Despite that elsewhere Jesus states only the Father knows the times and place, that has not stopped people from making predictions of when the second coming is going to occur.  It seems there are always people who are looking to connect the dots and find patterns that show how various natural disasters and calamities are connected and point to scriptures like this morning being fulfilled.  There is an allure to look for signs in the sun, moon, and stars.  However, when we can get so focused on all of the surrounding stuff that we complete glaze over the fact that Jesus is coming back.   The way of this world will not go on forever, suffering will not continue on indefinitely, and redemption will draw near.  This morning’s scripture may not feel seasonally appropriate, but during Advent a reminder that Jesus will return is exactly what we need.

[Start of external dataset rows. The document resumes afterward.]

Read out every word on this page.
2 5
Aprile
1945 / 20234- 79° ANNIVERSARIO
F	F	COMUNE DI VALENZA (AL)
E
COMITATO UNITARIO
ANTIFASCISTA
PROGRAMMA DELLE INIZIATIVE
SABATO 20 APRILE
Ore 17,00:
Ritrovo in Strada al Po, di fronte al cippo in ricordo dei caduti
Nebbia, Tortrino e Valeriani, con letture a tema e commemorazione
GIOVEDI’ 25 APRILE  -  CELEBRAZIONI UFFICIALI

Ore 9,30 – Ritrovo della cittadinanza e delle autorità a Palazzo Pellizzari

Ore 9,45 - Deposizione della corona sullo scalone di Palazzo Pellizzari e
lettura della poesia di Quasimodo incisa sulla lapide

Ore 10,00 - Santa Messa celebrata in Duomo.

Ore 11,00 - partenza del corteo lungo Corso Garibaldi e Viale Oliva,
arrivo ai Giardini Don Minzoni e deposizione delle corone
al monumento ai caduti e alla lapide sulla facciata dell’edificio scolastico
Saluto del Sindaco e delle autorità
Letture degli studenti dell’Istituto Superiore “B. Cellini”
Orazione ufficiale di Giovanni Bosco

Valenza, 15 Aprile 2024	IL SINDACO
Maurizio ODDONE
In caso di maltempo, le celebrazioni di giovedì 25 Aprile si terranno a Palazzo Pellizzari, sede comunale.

The cultural holiday celebrations has ballooned into such a seasonal juggernaut that Advent just becomes part of the Christmas season.   For a lot of people Advent is mostly just the countdown to Christmas that is marked by opening daily themed Advent calendars.  Advent is more than just part of the Christmas season.  Just like the use of this morning’s scripture, Advent is an old tradition.   The United Methodist Book of Worship defines Advent as “a season of four weeks including four Sundays.  Advent derives from the Latin adventus, which means “coming”.  The season proclaims the comings of Christ- whose birth we prepare to celebrate once again, who comes continually in Word and Spirit, and whose return in final victory we anticipate.”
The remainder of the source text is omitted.